Jason (prénom modifié), l’un des motocyclistes adeptes des courses illégales, a commencé cette pratique alors qu’il n’avait que 15 ans. Ce jeune homme de 26 ans pilotait alors une moto de 125 cc. Aujourd’hui, il dispose d’un engin de moyenne cylindrée modifié. À travers notre visite, Jason souhaite faire passer un message auprès du grand public et des autorités. « Le gouvernement ne nous aide pas, il ignore le sport mécanique en général, et les courses de motos en particulier, car il considère que c’est un sport extrême. Le sport moto n’est pas reconnu. On demande un soutien du gouvernement qui doit investir dans un circuit qui sera rentable. Il ne faut pas que les frais pour y rouler soient trop chers pour attirer le plus grand nombre de motocyclistes qui font des courses illégales. Ils seront intéressés par le prestige d’être des champions reconnus et de représenter le pays dans des courses à l’étranger. On veut avoir des courses légales à travers une fédération qui regroupe tous les clubs », confie Jason.

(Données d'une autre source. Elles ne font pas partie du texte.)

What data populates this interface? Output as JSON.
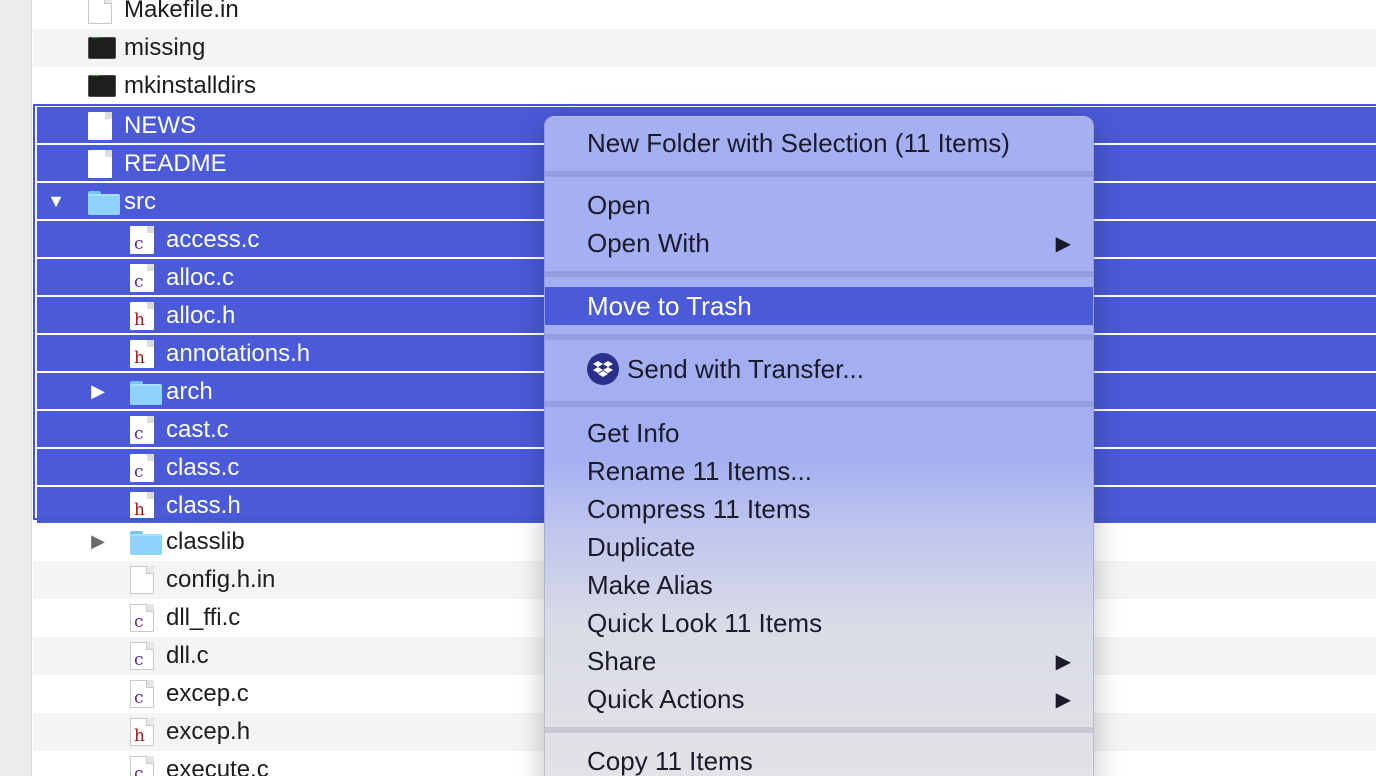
{
  "files": [
    {
      "name": "Makefile.in",
      "icon": "doc",
      "level": 1,
      "stripe": false,
      "selected": false
    },
    {
      "name": "missing",
      "icon": "term",
      "level": 1,
      "stripe": true,
      "selected": false
    },
    {
      "name": "mkinstalldirs",
      "icon": "term",
      "level": 1,
      "stripe": false,
      "selected": false
    },
    {
      "name": "NEWS",
      "icon": "doc",
      "level": 1,
      "stripe": false,
      "selected": true
    },
    {
      "name": "README",
      "icon": "doc",
      "level": 1,
      "stripe": false,
      "selected": true
    },
    {
      "name": "src",
      "icon": "folder",
      "level": 1,
      "stripe": false,
      "selected": true,
      "disclosure": "open"
    },
    {
      "name": "access.c",
      "icon": "c",
      "level": 2,
      "stripe": false,
      "selected": true
    },
    {
      "name": "alloc.c",
      "icon": "c",
      "level": 2,
      "stripe": false,
      "selected": true
    },
    {
      "name": "alloc.h",
      "icon": "h",
      "level": 2,
      "stripe": false,
      "selected": true
    },
    {
      "name": "annotations.h",
      "icon": "h",
      "level": 2,
      "stripe": false,
      "selected": true
    },
    {
      "name": "arch",
      "icon": "folder",
      "level": 2,
      "stripe": false,
      "selected": true,
      "disclosure": "closed"
    },
    {
      "name": "cast.c",
      "icon": "c",
      "level": 2,
      "stripe": false,
      "selected": true
    },
    {
      "name": "class.c",
      "icon": "c",
      "level": 2,
      "stripe": false,
      "selected": true
    },
    {
      "name": "class.h",
      "icon": "h",
      "level": 2,
      "stripe": false,
      "selected": true
    },
    {
      "name": "classlib",
      "icon": "folder",
      "level": 2,
      "stripe": false,
      "selected": false,
      "disclosure": "closed"
    },
    {
      "name": "config.h.in",
      "icon": "doc",
      "level": 2,
      "stripe": true,
      "selected": false
    },
    {
      "name": "dll_ffi.c",
      "icon": "c",
      "level": 2,
      "stripe": false,
      "selected": false
    },
    {
      "name": "dll.c",
      "icon": "c",
      "level": 2,
      "stripe": true,
      "selected": false
    },
    {
      "name": "excep.c",
      "icon": "c",
      "level": 2,
      "stripe": false,
      "selected": false
    },
    {
      "name": "excep.h",
      "icon": "h",
      "level": 2,
      "stripe": true,
      "selected": false
    },
    {
      "name": "execute.c",
      "icon": "c",
      "level": 2,
      "stripe": false,
      "selected": false
    }
  ],
  "icon_letters": {
    "c": "c",
    "h": "h"
  },
  "context_menu": {
    "new_folder": "New Folder with Selection (11 Items)",
    "open": "Open",
    "open_with": "Open With",
    "move_to_trash": "Move to Trash",
    "send_with_transfer": "Send with Transfer...",
    "get_info": "Get Info",
    "rename": "Rename 11 Items...",
    "compress": "Compress 11 Items",
    "duplicate": "Duplicate",
    "make_alias": "Make Alias",
    "quick_look": "Quick Look 11 Items",
    "share": "Share",
    "quick_actions": "Quick Actions",
    "copy": "Copy 11 Items",
    "submenu_arrow": "▶"
  },
  "colors": {
    "selection": "#4a5ad8",
    "menu_highlight": "#4a5ad8",
    "folder": "#8dd3fb"
  }
}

Le mécanicien est considéré comme un chef d’équipe. C’est le fédérateur du groupe, tout en étant le préparateur des machines. Les propriétaires des motocyclettes lui confient la modification de leurs engins. Dans le moteur, les améliorations concernent les pistons, l’arbre à cames, les cylindres, et le carburateur. Mais cela ne s’arrête pas là, la boîte de vitesses, les freins, les amortisseurs, les pignons et le pot d’échappement sont modifiés. Ensuite, il y a ceux qui privilégient le look avec une peinture originale, par exemple, et ceux qui souhaitent gagner de la performance en allégeant le plus possible leurs engins. Ces derniers retirent donc ce qu’ils considèrent comme superflus tels que le compteur et les phares, puis ils allègent le cadre, le réservoir et les jantes. Certains n’hésitent pas à installer un moteur plus gros, comme un 250 cc à la place d’un 150 cc, par exemple. L’objectif de toutes ces modifications n’est pas d’avoir une vitesse de pointe importante, mais une accélération la plus forte possible car les courses se passent sur une distance de 400 mètres.

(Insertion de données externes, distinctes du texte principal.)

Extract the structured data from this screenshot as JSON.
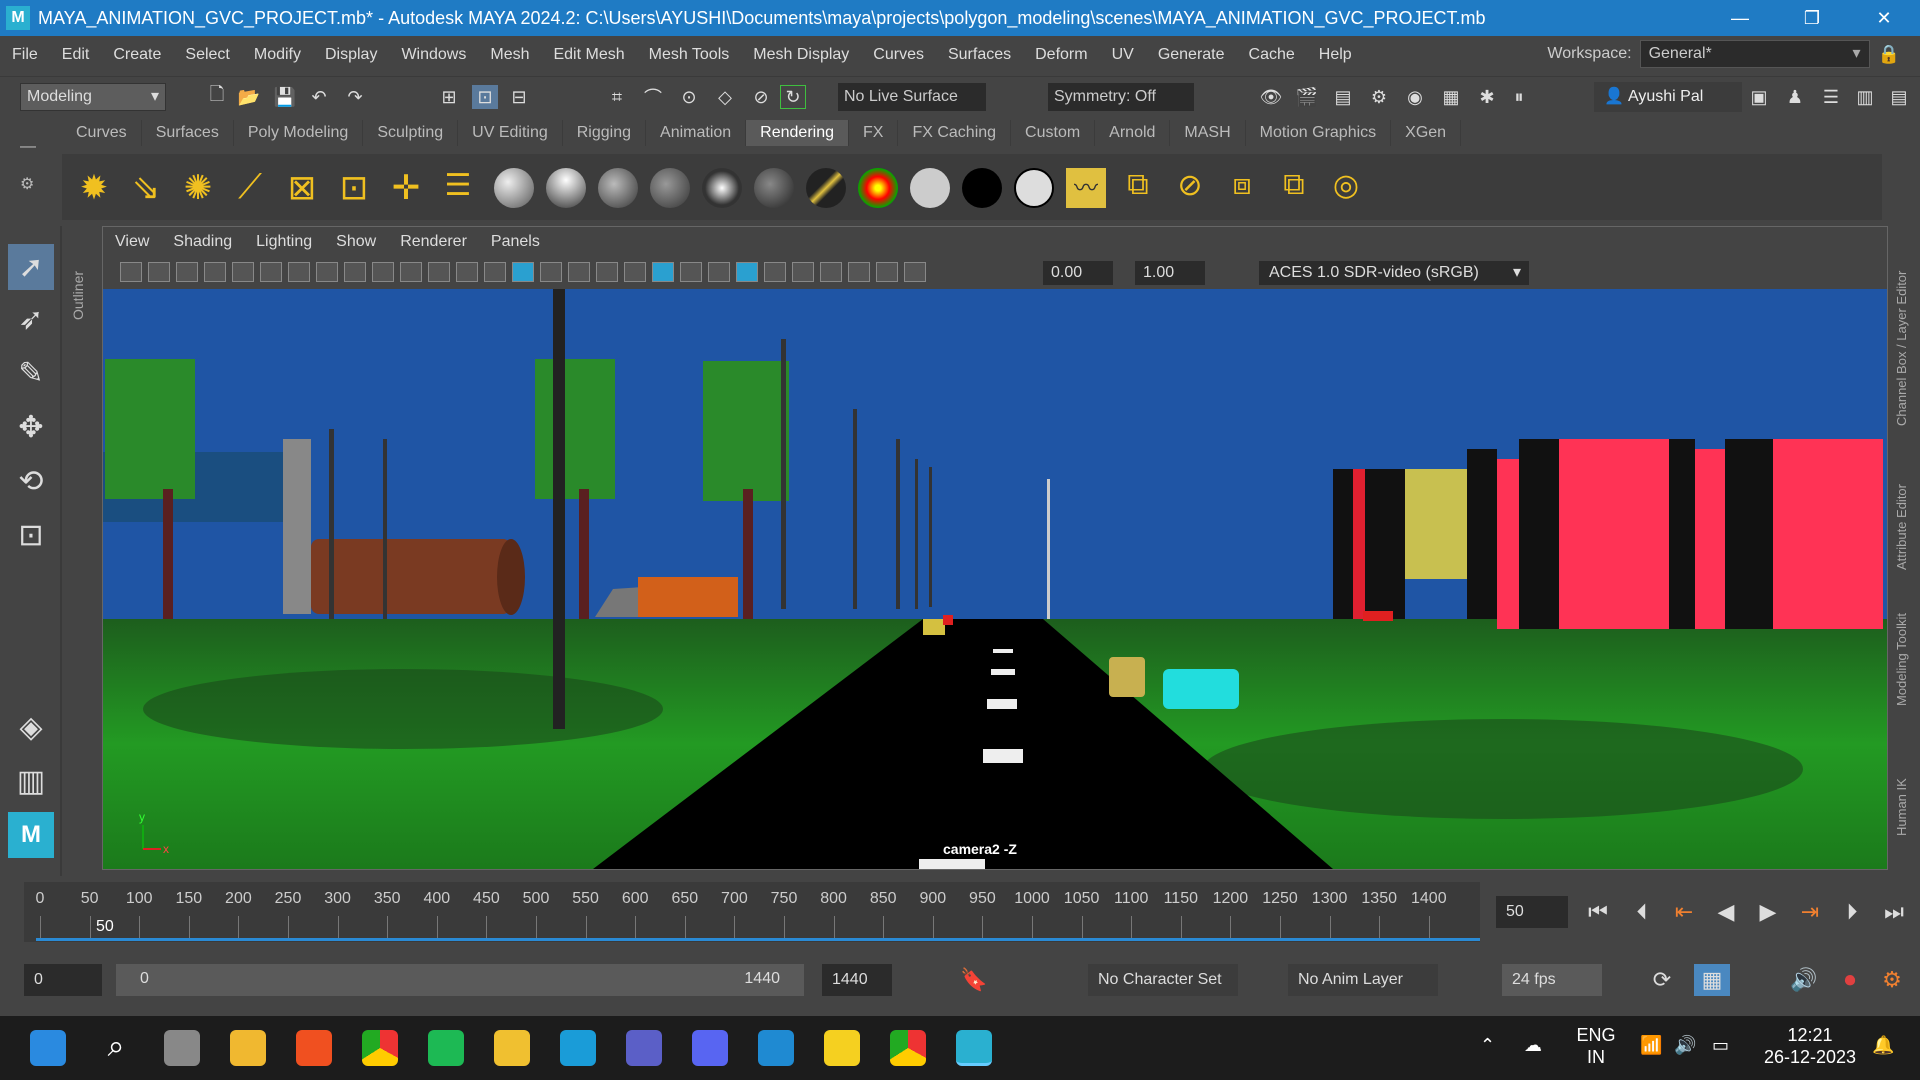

Nous avons sollicité le service de communication de la force policière afin de comprendre quelles sont les mesures prises pour lutter contre le phénomène des courses illégales à Maurice. L’inspecteur Shiva Coothen, du Police Press Office (PPO), nous confie que des opérations sont régulièrement menée sur le terrain. « Toutefois, quand la police arrive, tous les participants déguerpissent. Nous ne procédons pas à des arrestations sauf en cas de délits graves, comme la conduite sous l’emprise d’alcool, mais nous dressons des contraventions. Nous ne pouvons pas les pourchasser car cela pourrait provoquer des accidents. Nous demandons la collaboration des membres du public afin de nous signaler les courses illégales quand ils en sont témoins en appelant le 148. Dès qu’on nous informe de la tenue d’une course illégale ou si nous en apprenons l’organisation avant qu’elle n’ait lieu, nous intervenons », explique l’inspecteur Shiva Coothen. Le responsable de la cellule de communication de la police ajoute qu’il est difficile de faire de la sensibilisation directement auprès des adeptes de courses illégales car « ils refusent le dialogue et partent lorsque qu’ils voient la police arriver ».

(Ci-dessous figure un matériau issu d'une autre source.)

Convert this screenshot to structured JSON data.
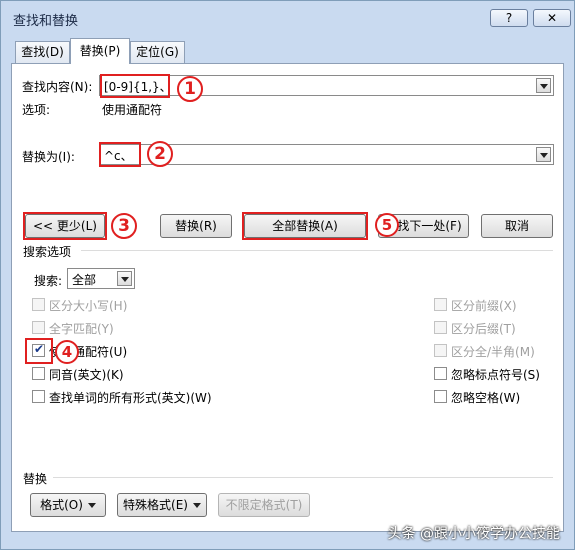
{
  "window": {
    "title": "查找和替换",
    "help_btn": "?",
    "close_btn": "✕"
  },
  "tabs": [
    {
      "label": "查找(D)"
    },
    {
      "label": "替换(P)"
    },
    {
      "label": "定位(G)"
    }
  ],
  "find": {
    "label": "查找内容(N):",
    "value": "[0-9]{1,}、",
    "options_label": "选项:",
    "options_value": "使用通配符"
  },
  "replace": {
    "label": "替换为(I):",
    "value": "^c、"
  },
  "buttons": {
    "less": "<< 更少(L)",
    "replace": "替换(R)",
    "replace_all": "全部替换(A)",
    "find_next": "查找下一处(F)",
    "cancel": "取消"
  },
  "search_options": {
    "section_label": "搜索选项",
    "search_label": "搜索:",
    "search_value": "全部",
    "left": [
      {
        "label": "区分大小写(H)",
        "checked": false,
        "disabled": true
      },
      {
        "label": "全字匹配(Y)",
        "checked": false,
        "disabled": true
      },
      {
        "label": "使用通配符(U)",
        "checked": true,
        "disabled": false
      },
      {
        "label": "同音(英文)(K)",
        "checked": false,
        "disabled": false
      },
      {
        "label": "查找单词的所有形式(英文)(W)",
        "checked": false,
        "disabled": false
      }
    ],
    "right": [
      {
        "label": "区分前缀(X)",
        "checked": false,
        "disabled": true
      },
      {
        "label": "区分后缀(T)",
        "checked": false,
        "disabled": true
      },
      {
        "label": "区分全/半角(M)",
        "checked": false,
        "disabled": true
      },
      {
        "label": "忽略标点符号(S)",
        "checked": false,
        "disabled": false
      },
      {
        "label": "忽略空格(W)",
        "checked": false,
        "disabled": false
      }
    ]
  },
  "replace_section": {
    "label": "替换",
    "format_btn": "格式(O)",
    "special_btn": "特殊格式(E)",
    "noformat_btn": "不限定格式(T)"
  },
  "annotations": [
    "1",
    "2",
    "3",
    "4",
    "5"
  ],
  "watermark": "头条 @跟小小筱学办公技能"
}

Les courses illégales ne semblent pas aller vers une baisse à Maurice à en croire l’enthousiasme des participants et l’incapacité de la police à prendre des actions fortes.

L’impressionnante transformation d’une mini Honda :

Les adeptes de courses illégales ne passent pas tout leur temps à conduire leurs engins, ils s’adonnent également à leurs modifications. L’objectif étant d’augmenter leurs performances mais aussi de leur donner un look plus original. Lors de notre enquête, nous avons découvert une motocyclette modifiée à l’extrême. Seule la partie principale du cadre est encore d’origine. Il s’agit d’une Honda PF50 datant des années 1970, mieux connue à Maurice sous le nom de mini Honda. Le nouveau propriétaire a tout changé sur cette machine pour en faire une moto de course. Elle dispose aujourd’hui, entre autres, d’un moteur de 160cc, d’un guidon sport, de freins améliorés et d’amortisseurs modernes.